Sotto questa voce vanno varie attività, dalla «promozione dell’internalizzazione del settore» al sostegno per la «realizzazione di festival, rassegne e premi di rilevanza nazionale ed internazionale», passando per «la programmazione di film d’essai ovvero di ricerca e sperimentazione». Il ministro della Cultura avrà in questo caso un tetto di 200mila euro per le indennità spettanti ai componenti della commissione.

Nuova tax credit

Insomma, l’ex direttore del Tg2 non vuole perdere tempo, ha subito messo mano al dossier, infilando la revisione del tax credit – che garantisce credito di imposta alle produzioni fino al 40 per cento del totale – direttamente nella legge di Bilancio. Significa che il confronto con le associazioni di settore è da considerarsi già chiuso. Il credito di imposta, comunque, non dovrebbe subire grandi rivoluzioni, c’è giusto qualche intervento che ha preso di mira attori e registi. La sottosegretaria alla Cultura con delega al cinema, Lucia Borgonzoni (Lega), ha spiegato che si punterà su «un descalator legato agli investimenti» perché un «film da 30 milioni non può beneficiare di un 40 per cento come uno da 10 milioni».

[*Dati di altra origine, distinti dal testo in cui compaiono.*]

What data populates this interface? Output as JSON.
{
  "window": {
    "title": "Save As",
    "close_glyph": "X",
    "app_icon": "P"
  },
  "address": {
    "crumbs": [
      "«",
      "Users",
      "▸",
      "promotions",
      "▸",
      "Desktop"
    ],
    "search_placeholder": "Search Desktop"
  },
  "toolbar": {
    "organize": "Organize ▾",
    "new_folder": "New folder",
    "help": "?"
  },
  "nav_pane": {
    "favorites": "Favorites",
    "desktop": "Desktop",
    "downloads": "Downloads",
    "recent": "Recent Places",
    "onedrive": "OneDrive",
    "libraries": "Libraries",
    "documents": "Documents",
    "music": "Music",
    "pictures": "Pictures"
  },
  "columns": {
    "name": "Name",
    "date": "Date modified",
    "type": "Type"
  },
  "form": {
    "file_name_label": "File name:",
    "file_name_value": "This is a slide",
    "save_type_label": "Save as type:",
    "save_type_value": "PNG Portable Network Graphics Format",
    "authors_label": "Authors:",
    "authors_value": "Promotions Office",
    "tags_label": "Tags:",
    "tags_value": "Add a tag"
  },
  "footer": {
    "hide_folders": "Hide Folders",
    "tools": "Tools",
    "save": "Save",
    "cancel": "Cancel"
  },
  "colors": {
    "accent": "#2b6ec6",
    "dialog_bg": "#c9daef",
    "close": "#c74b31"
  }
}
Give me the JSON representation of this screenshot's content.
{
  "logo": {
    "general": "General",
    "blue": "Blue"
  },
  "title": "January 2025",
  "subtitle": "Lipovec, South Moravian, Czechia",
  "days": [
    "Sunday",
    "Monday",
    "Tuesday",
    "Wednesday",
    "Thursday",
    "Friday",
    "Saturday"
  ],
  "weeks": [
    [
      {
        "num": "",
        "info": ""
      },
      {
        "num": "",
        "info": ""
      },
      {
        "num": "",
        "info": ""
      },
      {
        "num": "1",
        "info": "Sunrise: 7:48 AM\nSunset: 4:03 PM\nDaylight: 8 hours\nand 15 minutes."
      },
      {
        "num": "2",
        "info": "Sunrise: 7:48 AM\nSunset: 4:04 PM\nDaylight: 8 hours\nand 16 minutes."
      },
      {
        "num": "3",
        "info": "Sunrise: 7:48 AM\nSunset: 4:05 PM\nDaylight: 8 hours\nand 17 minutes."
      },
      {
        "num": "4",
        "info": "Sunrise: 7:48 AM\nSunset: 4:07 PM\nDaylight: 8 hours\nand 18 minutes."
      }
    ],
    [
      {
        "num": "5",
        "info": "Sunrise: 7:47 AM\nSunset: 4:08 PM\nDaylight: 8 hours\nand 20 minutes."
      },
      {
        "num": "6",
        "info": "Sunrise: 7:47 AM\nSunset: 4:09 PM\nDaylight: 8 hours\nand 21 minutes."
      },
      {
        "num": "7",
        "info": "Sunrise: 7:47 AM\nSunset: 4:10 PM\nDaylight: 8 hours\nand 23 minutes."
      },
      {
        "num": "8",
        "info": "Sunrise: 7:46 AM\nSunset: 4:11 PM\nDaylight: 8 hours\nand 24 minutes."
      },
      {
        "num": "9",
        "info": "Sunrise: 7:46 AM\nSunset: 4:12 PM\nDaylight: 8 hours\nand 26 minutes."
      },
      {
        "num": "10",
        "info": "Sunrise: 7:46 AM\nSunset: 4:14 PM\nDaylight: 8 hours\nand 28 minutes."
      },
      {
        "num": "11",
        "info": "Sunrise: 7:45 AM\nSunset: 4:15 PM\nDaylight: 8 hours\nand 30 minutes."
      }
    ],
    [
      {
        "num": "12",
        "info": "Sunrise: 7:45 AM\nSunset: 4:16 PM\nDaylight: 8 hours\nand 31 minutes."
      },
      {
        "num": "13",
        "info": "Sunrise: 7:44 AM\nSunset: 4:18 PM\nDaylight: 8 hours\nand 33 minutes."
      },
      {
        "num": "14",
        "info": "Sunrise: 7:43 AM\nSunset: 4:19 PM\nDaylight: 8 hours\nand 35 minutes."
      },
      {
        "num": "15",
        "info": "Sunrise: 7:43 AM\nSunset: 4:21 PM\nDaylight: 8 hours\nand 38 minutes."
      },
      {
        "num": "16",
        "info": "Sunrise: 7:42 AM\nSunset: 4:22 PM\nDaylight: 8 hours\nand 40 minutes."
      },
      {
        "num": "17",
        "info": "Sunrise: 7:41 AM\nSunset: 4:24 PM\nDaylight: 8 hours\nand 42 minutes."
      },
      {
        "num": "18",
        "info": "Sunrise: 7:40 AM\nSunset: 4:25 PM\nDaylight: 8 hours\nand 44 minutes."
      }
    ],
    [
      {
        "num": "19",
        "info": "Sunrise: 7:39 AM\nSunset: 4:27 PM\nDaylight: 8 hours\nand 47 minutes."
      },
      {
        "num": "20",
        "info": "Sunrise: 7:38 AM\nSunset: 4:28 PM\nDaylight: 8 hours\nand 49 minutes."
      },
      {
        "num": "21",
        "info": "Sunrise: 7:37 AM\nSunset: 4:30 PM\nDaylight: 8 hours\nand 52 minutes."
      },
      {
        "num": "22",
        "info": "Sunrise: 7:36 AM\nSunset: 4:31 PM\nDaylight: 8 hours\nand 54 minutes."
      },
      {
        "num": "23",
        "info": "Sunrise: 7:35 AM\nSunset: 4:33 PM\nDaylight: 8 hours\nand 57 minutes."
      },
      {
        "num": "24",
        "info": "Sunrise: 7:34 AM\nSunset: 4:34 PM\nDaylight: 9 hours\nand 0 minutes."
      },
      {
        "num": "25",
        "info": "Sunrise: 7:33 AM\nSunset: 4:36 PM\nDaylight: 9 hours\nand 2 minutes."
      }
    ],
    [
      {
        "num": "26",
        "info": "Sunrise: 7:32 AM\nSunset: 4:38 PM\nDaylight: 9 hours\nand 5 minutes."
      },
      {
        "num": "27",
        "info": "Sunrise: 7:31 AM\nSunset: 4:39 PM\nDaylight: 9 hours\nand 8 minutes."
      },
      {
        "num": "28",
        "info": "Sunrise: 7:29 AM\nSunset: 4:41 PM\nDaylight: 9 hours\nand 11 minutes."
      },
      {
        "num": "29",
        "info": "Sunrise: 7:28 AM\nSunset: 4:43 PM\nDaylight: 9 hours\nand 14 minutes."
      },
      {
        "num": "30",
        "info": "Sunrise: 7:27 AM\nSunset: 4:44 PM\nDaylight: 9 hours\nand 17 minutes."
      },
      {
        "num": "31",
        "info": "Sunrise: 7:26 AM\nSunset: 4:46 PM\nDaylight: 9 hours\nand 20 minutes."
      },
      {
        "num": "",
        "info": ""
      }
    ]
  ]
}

L’iniziativa ha colto un po’ di sorpresa gli operatori, almeno per la tempistica. «Il ministro ha usato toni inadeguati. Non ci piace rimarcare solo gli abusi», spiega a Domani Francesco Virga, presidente di Doc/it, l’associazione dei documentaristi italiani. «Ben venga – aggiunge - un tagliando al tax credit, per evitare che possa produrre delle rendite di posizione. Il tax credit è uno strumento prezioso e come tutte le cose positive può avere delle storture. Ma vanno corrette partendo da dati precisi, perché quelli forniti dal ministero sono aggregati e poco utili a comprendere la situazione». Poco male. Per Sangiuliano e Borgonzoni sono sufficienti tanto da mettere nero su bianco la revisione dell'incentivo.